Some of the most successful fighters against the Islamic State are being isolated and attacked by America’s new favorite ally in the region.
Kurdish militias are achieving the stated goals of the Obama administration — to “degrade and ultimately destroy” ISIS — as well or better than any other fighting force. From Kobane to the recent liberation of Tel Abyad, Kurdish militias have won hard-fought victories against ISIS fighters in Syria, while preventing the advance of ISIS into northern Iraq.
What’s more, the Kurds in northern Syria have established a political order like few others in this region of the world. Known as Rojava, the Kurdish-controlled areas of Syria are governed through participatory decision-making forums that include councils made up of women, Christians, Yazidis and Muslims. David Graeber, a leading figure in the Occupy Wall Street movement, calls Rojava a “remarkable democratic experiment.”
But those gains are now in danger as Turkey, which has a long history of enmity towards ethnic Kurds and fears the potential for a Kurdish state to its immediate south, in northern Syria or Iraq, flexes its political muscle in Washington and applies its military might in the Middle East.
Behind the scenes, American lobbyists employed by Turkey started working to block U.S. military assistance to Kurdish fighters last year, lobbying disclosures show.
This past week, the Turkish government made two critical air bases available to U.S. forces, a long-sought concession that allows the U.S. military to launch anti-ISIS raids more quickly. And it began its own airstrikes against ISIS. But that move is increasingly being seen as something of a feint, with Turkey’s main focus being a new offensive against Kurdish militants.
Simultaneously with its announcement about U.S. access to the air bases, the Turkish government broke its truce with Kurdish militants. During the past week, the Turkish military began attacking Kurdish bases in Iraq and allegedly in Syria as well.
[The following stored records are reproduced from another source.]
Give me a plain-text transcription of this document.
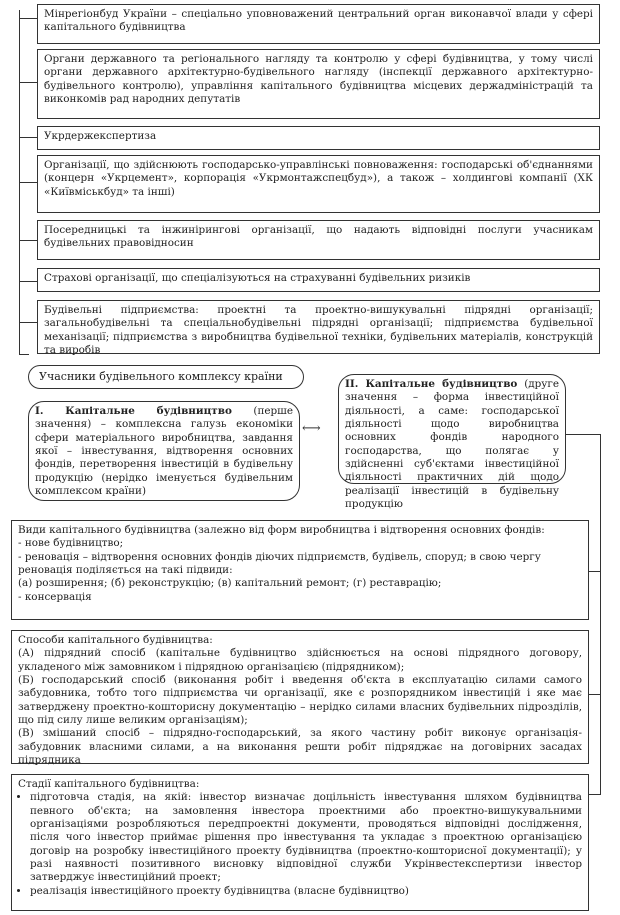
Мінрегіонбуд України – спеціально уповноважений центральний орган виконавчої влади у сфері капітального будівництва
Органи державного та регіонального нагляду та контролю у сфері будівництва, у тому числі органи державного архітектурно-будівельного нагляду (інспекції державного архітектурно-будівельного контролю), управління капітального будівництва місцевих держадміністрацій та виконкомів рад народних депутатів
Укрдержекспертиза
Організації, що здійснюють господарсько-управлінські повноваження: господарські об'єднаннями (концерн «Укрцемент», корпорація «Укрмонтажспецбуд»), а також – холдингові компанії (ХК «Київміськбуд» та інші)
Посередницькі та інжинірингові організації, що надають відповідні послуги учасникам будівельних правовідносин
Страхові організації, що спеціалізуються на страхуванні будівельних ризиків
Будівельні підприємства: проектні та проектно-вишукувальні підрядні організації; загальнобудівельні та спеціальнобудівельні підрядні організації; підприємства будівельної механізації; підприємства з виробництва будівельної техніки, будівельних матеріалів, конструкцій та виробів
Учасники будівельного комплексу країни
I. Капітальне будівництво (перше значення) – комплексна галузь економіки сфери матеріального виробництва, завдання якої – інвестування, відтворення основних фондів, перетворення інвестицій в будівельну продукцію (нерідко іменується будівельним комплексом країни)
⟷
II. Капітальне будівництво (друге значення – форма інвестиційної діяльності, а саме: господарської діяльності щодо виробництва основних фондів народного господарства, що полягає у здійсненні суб'єктами інвестиційної діяльності практичних дій щодо реалізації інвестицій в будівельну продукцію
Види капітального будівництва (залежно від форм виробництва і відтворення основних фондів:
- нове будівництво;
- реновація – відтворення основних фондів діючих підприємств, будівель, споруд; в свою чергу реновація поділяється на такі підвиди:
(а) розширення; (б) реконструкцію; (в) капітальний ремонт; (г) реставрацію;
- консервація
Способи капітального будівництва:
(А) підрядний спосіб (капітальне будівництво здійснюється на основі підрядного договору, укладеного між замовником і підрядною організацією (підрядником);
(Б) господарський спосіб (виконання робіт і введення об'єкта в експлуатацію силами самого забудовника, тобто того підприємства чи організації, яке є розпорядником інвестицій і яке має затверджену проектно-кошторисну документацію – нерідко силами власних будівельних підрозділів, що під силу лише великим організаціям);
(В) змішаний спосіб – підрядно-господарський, за якого частину робіт виконує організація-забудовник власними силами, а на виконання решти робіт підряджає на договірних засадах підрядника
Стадії капітального будівництва:
• підготовча стадія, на якій: інвестор визначає доцільність інвестування шляхом будівництва певного об'єкта; на замовлення інвестора проектними або проектно-вишукувальними організаціями розробляються передпроектні документи, проводяться відповідні дослідження, після чого інвестор приймає рішення про інвестування та укладає з проектною організацією договір на розробку інвестиційного проекту будівництва (проектно-кошторисної документації); у разі наявності позитивного висновку відповідної служби Укрінвестекспертизи інвестор затверджує інвестиційний проект;
• реалізація інвестиційного проекту будівництва (власне будівництво)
The Turkish government says its campaign is simply a response to an attack by the Kurdistan Worker’s Party (PKK), a separatist group, and has emphasized that it is also targeting ISIS.
Turkey intends to use the increased airstrikes to create a “safe zone” for Sunni Arab militias, which as the New York Times noted, would come at the expense of Kurdish fighters.
Rather than condemn the attacks on the Kurds, the Obama administration praised Turkey’s government for making its air base available.